Raises Unix_error if something goes wrong (file descriptor doesn't satisfy the conditions above, no process on the other side of the socket, etc.).
pr_set_pdeathsig s sets the signal s to be sent to the executing process when its parent dies. NOTE: the parent may have died before or while executing this system call. To make sure that you do not miss this event, you should call getppid to get the parent process id after this system call. If the parent has died, the returned parent PID will be 1, i.e., the init process will have adopted the child. You should then either send the signal to yourself using Unix.kill, or execute an appropriate handler.
Setting the CPU affinity causes a thread to only run on the cores chosen. You can find out how many cores a system has in /proc/cpuinfo. This can be useful in two ways: first, it limits a process to a core so that it won't interfere with processes on other cores. Second, you save time by not moving the process back and forth between CPUs, which sometimes invalidates their cache.
See man sched_setaffinity for details.
Note, in particular, that affinity is a "per-thread attribute that can be adjusted independently for each of the threads in a thread group", and so omitting ~pid (or specifying ?pid as None) "will set the attribute for the calling thread", and "passing the value returned from a call to getpid will set the attribute for the main thread of the thread group". (A thread group is what you might think of as a process.)
val sched_setaffinity_this_thread : (cpuset:int list-> unit)Core.Or_error.t
sched_setaffinity_this_thread is equivalent to sched_setaffinity ?pid:None, though happens to be implemented by using gettid rather than passing pid=0 to sched_setaffinity. It exists for historical reasons, and may be removed in the future.

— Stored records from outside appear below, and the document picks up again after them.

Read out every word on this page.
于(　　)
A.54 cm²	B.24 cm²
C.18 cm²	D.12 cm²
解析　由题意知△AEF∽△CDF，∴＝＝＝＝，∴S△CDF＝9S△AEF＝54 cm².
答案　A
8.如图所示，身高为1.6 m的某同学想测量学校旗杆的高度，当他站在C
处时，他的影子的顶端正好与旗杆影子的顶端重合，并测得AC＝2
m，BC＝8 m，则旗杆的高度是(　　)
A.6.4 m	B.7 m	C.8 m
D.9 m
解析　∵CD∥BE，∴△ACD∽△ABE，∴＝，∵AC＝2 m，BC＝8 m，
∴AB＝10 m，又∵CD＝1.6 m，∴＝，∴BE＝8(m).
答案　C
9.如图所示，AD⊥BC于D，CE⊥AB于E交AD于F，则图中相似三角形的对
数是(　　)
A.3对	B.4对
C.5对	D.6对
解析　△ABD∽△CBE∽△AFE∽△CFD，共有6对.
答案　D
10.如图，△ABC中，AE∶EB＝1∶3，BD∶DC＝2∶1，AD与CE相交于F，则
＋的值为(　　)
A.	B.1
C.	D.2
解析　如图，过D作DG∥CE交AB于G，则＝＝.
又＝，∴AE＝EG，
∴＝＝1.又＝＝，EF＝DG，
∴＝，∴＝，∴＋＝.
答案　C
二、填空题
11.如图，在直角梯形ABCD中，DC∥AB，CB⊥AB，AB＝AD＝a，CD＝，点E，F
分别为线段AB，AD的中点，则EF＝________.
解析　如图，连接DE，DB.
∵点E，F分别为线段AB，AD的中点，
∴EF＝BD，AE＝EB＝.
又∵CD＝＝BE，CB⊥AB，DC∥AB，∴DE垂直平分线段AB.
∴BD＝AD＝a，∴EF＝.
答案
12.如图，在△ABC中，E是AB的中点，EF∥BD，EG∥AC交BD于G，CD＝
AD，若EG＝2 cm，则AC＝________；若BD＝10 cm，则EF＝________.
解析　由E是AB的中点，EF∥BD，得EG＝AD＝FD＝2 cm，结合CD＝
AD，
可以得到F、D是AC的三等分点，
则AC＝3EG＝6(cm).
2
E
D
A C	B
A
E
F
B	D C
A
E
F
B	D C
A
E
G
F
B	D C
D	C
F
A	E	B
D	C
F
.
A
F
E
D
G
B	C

get_terminal_size term returns (rows, cols), the number of rows and columns of the controlling terminal (raises if no controlling terminal), or of the specified file descriptor (useful when writing to stdout, because stdout doesn't have to be the controlling terminal).
Priority.t is what is usually referred to as the "nice" value of a process. It is also known as the "dynamic" priority. It is used with normal (as opposed to real-time) processes that have static priority zero. See Unix.Scheduler.set for setting the static priority.

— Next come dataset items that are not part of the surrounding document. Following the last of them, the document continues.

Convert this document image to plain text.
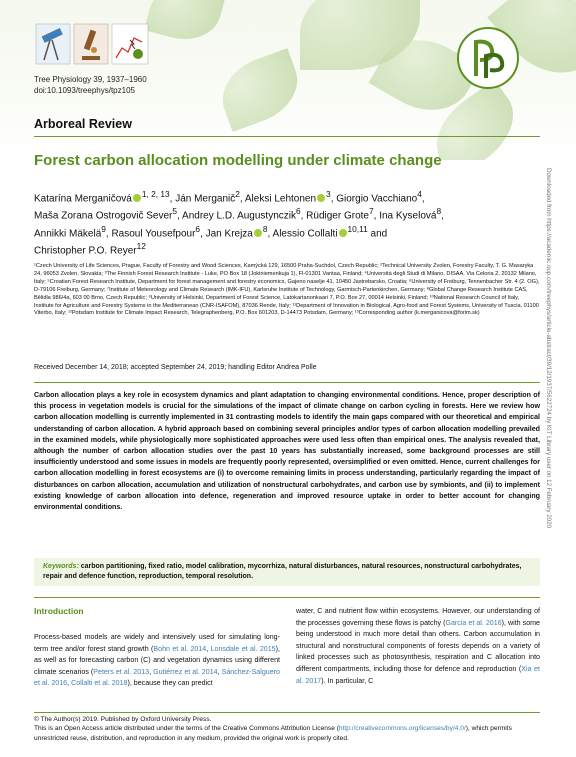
Tree Physiology 39, 1937–1960
doi:10.1093/treephys/tpz105
Arboreal Review
Forest carbon allocation modelling under climate change
Katarína Merganičová $^{1, 2, 13}$, Ján Merganič$^2$, Aleksi Lehtonen $^3$, Giorgio Vacchiano$^4$,
Maša Zorana Ostrogovič Sever$^5$, Andrey L.D. Augustynczik$^6$, Rüdiger Grote$^7$, Ina Kyselová$^8$,
Annikki Mäkelä$^9$, Rasoul Yousefpour$^6$, Jan Krejza $^8$, Alessio Collalti $^{10,11}$ and
Christopher P.O. Reyer$^{12}$
¹Czech University of Life Sciences, Prague, Faculty of Forestry and Wood Sciences, Kamýcká 129, 16500 Praha-Suchdol, Czech Republic; ²Technical University Zvolen, Forestry Faculty, T. G. Masaryka 24, 96053 Zvolen, Slovakia; ³The Finnish Forest Research Institute - Luke, PO Box 18 (Jokiniemenkuja 1), FI-01301 Vantaa, Finland; ⁴Università degli Studi di Milano, DISAA. Via Celoria 2, 20132 Milano, Italy; ⁵Croatian Forest Research Institute, Department for forest management and forestry economics, Gajeno naselje 41, 10450 Jastrebarsko, Croatia; ⁶University of Freiburg, Tennenbacher Str. 4 (2. OG), D-79106 Freiburg, Germany; ⁷Institute of Meteorology and Climate Research (IMK-IFU), Karlsruhe Institute of Technology, Garmisch-Partenkirchen, Germany; ⁸Global Change Research Institute CAS, Bělidla 986/4a, 603 00 Brno, Czech Republic; ⁹University of Helsinki, Department of Forest Science, Latokartanonkaari 7, P.O. Box 27, 00014 Helsinki, Finland; ¹⁰National Research Council of Italy, Institute for Agriculture and Forestry Systems in the Mediterranean (CNR-ISAFOM), 87036 Rende, Italy; ¹¹Department of Innovation in Biological, Agro-food and Forest Systems, University of Tuscia, 01100 Viterbo, Italy; ¹²Potsdam Institute for Climate Impact Research, Telegraphenberg, P.O. Box 601203, D-14473 Potsdam, Germany; ¹³Corresponding author (k.merganicova@forim.sk)
Received December 14, 2018; accepted September 24, 2019; handling Editor Andrea Polle
Carbon allocation plays a key role in ecosystem dynamics and plant adaptation to changing environmental conditions. Hence, proper description of this process in vegetation models is crucial for the simulations of the impact of climate change on carbon cycling in forests. Here we review how carbon allocation modelling is currently implemented in 31 contrasting models to identify the main gaps compared with our theoretical and empirical understanding of carbon allocation. A hybrid approach based on combining several principles and/or types of carbon allocation modelling prevailed in the examined models, while physiologically more sophisticated approaches were used less often than empirical ones. The analysis revealed that, although the number of carbon allocation studies over the past 10 years has substantially increased, some background processes are still insufficiently understood and some issues in models are frequently poorly represented, oversimplified or even omitted. Hence, current challenges for carbon allocation modelling in forest ecosystems are (i) to overcome remaining limits in process understanding, particularly regarding the impact of disturbances on carbon allocation, accumulation and utilization of nonstructural carbohydrates, and carbon use by symbionts, and (ii) to implement existing knowledge of carbon allocation into defence, regeneration and improved resource uptake in order to better account for changing environmental conditions.
Keywords: carbon partitioning, fixed ratio, model calibration, mycorrhiza, natural disturbances, natural resources, nonstructural carbohydrates, repair and defence function, reproduction, temporal resolution.
Introduction
Process-based models are widely and intensively used for simulating long-term tree and/or forest stand growth (Bohn et al. 2014, Lonsdale et al. 2015), as well as for forecasting carbon (C) and vegetation dynamics using different climate scenarios (Peters et al. 2013, Gutiérrez et al. 2014, Sánchez-Salguero et al. 2016, Collalti et al. 2018), because they can predict
water, C and nutrient flow within ecosystems. However, our understanding of the processes governing these flows is patchy (Garcia et al. 2016), with some being understood in much more detail than others. Carbon accumulation in structural and nonstructural components of forests depends on a variety of linked processes such as photosynthesis, respiration and C allocation into different compartments, including those for defence and reproduction (Xia et al. 2017). In particular, C
© The Author(s) 2019. Published by Oxford University Press.
This is an Open Access article distributed under the terms of the Creative Commons Attribution License (http://creativecommons.org/licenses/by/4.0/), which permits unrestricted reuse, distribution, and reproduction in any medium, provided the original work is properly cited.
Downloaded from https://academic.oup.com/treephys/article-abstract/39/12/1937/5622724 by KIT Library user on 12 February 2020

The meaning of pids for get/setpriority is a bit weird. According to the POSIX standard the priority is per process (pid), however in Linux the priority is per thread (tid/LWP): man 2 setpriority says, in the "BUGS" section, that "According to POSIX, the nice value is a per-process setting. However, under the current Linux/NPTL implementation of POSIX threads, the nice value is a per-thread attribute ... portable applications should avoid relying on the Linux behavior".
As a result, if you omit ?pid or pass ?pid:None, only the current thread will be affected; passing ~pid:(getpid ()) will only affect the main thread of the current process.
bind_to_interface fd (Only "eth0") restricts packets from being received/sent on the given file descriptor fd on any interface other than "eth0". Use bind_to_interface fd Any to allow traffic on any interface. The bindings are not cumulative; you may only select one interface, or Any.
Not to be confused with a traditional BSD sockets API bind() call, this Linux-specific socket option (SO_BINDTODEVICE) is used for applications on multi-homed machines with specific security concerns. For similar functionality when using multicast, see Core_unix.mcast_set_ifname.
get_bind_to_interface fd returns the current interface the socket is bound to. It uses getsockopt() with Linux-specific SO_BINDTODEVICE option. Empty string means it is not bound to any specific interface. See man 7 socket for more information.
Extended attributes are name:value pairs associated with inodes (files, directories, symlinks, etc). They are extensions to the normal attributes which are associated with all inodes in the system (i.e. the 'man 2 stat' data). A complete overview of extended attributes concepts can be found in 'man 5 attr'.